Stephenson has tried to agitate LeBron throughout all of them.

From the choke sign back when Stephenson was still a benchwarmer to the infamous ear blow to the tapping of LeBron’s face the next game, Stephenson has been relentless. And LeBron has mostly kept his cool.

But not last night.

Midway through the fourth quarter of the Cavaliers’ Game 4 win over the Pacers, Stephenson stuck close to LeBron as LeBron went to the Cleveland bench. LeBron pushed Stephenson away and received a technical foul.

LeBron:

I mean, I should never have gotten a tech in the first place. There’s a timeout called, and this guy’s following me to my bench. I gave him a little nudge, and he falls to half court. Come on. But I should know better.
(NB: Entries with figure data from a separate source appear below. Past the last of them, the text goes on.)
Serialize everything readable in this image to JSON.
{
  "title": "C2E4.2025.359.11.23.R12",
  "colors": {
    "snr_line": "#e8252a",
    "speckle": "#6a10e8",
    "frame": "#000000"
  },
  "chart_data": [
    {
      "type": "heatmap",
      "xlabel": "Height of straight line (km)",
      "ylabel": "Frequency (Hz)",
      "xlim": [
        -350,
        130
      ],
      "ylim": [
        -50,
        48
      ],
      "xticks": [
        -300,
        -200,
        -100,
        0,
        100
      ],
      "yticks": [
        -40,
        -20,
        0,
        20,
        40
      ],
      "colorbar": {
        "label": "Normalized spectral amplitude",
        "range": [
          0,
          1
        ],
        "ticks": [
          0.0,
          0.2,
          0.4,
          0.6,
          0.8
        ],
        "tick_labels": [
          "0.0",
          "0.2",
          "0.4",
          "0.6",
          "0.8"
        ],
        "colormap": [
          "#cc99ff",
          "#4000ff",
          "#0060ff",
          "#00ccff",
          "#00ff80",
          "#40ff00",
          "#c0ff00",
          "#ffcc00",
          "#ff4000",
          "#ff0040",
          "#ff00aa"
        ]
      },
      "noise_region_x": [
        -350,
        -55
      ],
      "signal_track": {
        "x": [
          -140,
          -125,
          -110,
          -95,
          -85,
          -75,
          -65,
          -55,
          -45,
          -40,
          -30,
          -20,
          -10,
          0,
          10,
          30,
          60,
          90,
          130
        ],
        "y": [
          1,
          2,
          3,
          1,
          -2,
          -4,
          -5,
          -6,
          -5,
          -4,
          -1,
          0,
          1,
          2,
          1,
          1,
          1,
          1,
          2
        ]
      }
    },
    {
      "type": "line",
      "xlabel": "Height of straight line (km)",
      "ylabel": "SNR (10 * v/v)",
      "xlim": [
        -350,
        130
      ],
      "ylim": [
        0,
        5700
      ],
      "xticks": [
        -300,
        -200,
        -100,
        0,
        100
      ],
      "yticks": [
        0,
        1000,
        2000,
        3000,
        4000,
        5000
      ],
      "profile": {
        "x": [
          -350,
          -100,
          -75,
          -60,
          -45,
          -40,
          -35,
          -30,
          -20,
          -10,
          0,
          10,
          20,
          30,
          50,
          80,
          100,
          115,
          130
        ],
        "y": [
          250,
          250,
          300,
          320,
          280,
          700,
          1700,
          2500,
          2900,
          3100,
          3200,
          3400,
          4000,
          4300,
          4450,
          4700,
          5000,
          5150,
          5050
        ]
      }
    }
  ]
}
I should know better. I’ve been dealing with this since elementary. It’s like I tell you a joke – I tell you a joke and then you laugh, and you get caught. That’s what happened. Lance told me a joke. I laughed. Teacher caught me. Now, I’ve got to go see the principal. That’s what happened.

Stephenson earned that technical foul. He did just enough to bait LeBron, but too much where Stephenson would get a tech. Then, Stephenson exaggerated the contract.

LeBron got got, and he knows it.

He’s also probably savvy enough to remain on greater alert to Stephenson’s antics the rest of the series and avoid responding again.